Dr. Brian Jacobsen, CFA, CFP Senior Investment Strategist, Multi-Asset Solutions
The financial media tends to draw a bright line between active and passive management. But, as solutions providers, we weigh the pros and cons of the various ways to get the exposures we need to build and manage portfolios. And in truth, whether we use an active manager, an index tracking fund, an exchange-traded fund, or a financial derivative, we are making active decisions as to how to best implement in order to meet our clients’ needs. The underlying calculus in these decisions is always, “what is the most efficient way to gain the exposure that increases the probability of achieving the client’s goal?”
Trending markets tend to hide the differences among securities in both their specific risk exposures and their supporting fundamentals. Sudden reversals and market dislocations then tend to exaggerate the importance of these differences and provide a catalyst for a correction in relative values. Sometimes those market dislocations are at a very large scale across asset classes where we want to express a view with exposures that track a broad index. Other times, those dislocations manifest within asset classes. That’s when we look for active managers who understand their markets well enough and who have the proper conviction to proactively seek the best opportunities.
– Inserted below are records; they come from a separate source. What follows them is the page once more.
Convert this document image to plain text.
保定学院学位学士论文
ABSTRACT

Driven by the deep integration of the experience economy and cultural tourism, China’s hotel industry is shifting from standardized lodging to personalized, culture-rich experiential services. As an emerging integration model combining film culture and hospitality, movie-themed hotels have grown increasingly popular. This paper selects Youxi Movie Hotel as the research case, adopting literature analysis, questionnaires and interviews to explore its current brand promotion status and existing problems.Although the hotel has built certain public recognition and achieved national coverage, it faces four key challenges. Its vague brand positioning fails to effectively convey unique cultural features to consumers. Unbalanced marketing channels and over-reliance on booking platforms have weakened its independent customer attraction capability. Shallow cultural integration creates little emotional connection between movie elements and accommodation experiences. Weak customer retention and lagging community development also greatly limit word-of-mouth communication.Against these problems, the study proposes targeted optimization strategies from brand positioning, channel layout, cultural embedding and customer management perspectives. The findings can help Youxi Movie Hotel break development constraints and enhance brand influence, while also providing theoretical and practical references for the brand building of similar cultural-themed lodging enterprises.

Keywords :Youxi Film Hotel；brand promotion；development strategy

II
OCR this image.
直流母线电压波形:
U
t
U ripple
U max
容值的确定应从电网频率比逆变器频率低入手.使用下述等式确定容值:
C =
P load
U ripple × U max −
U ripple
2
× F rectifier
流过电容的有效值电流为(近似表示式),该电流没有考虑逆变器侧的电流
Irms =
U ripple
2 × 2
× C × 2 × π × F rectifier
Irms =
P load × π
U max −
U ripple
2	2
For us, it’s never a simple either/or proposition between active and passive but more a question of the right mix. In today’s environment, where we are seeing large-scale disruption to economic activity across countries and within industries, we think it’s the right time to remember that active and passive can coexist very nicely within portfolios. Our active managers recognize that both life and the economy are changing in major ways and that they have the responsibility to understand how things are changing and to position portfolios in line with that vision with high conviction. Ultimately, their utility can shine in markets like we are experiencing now.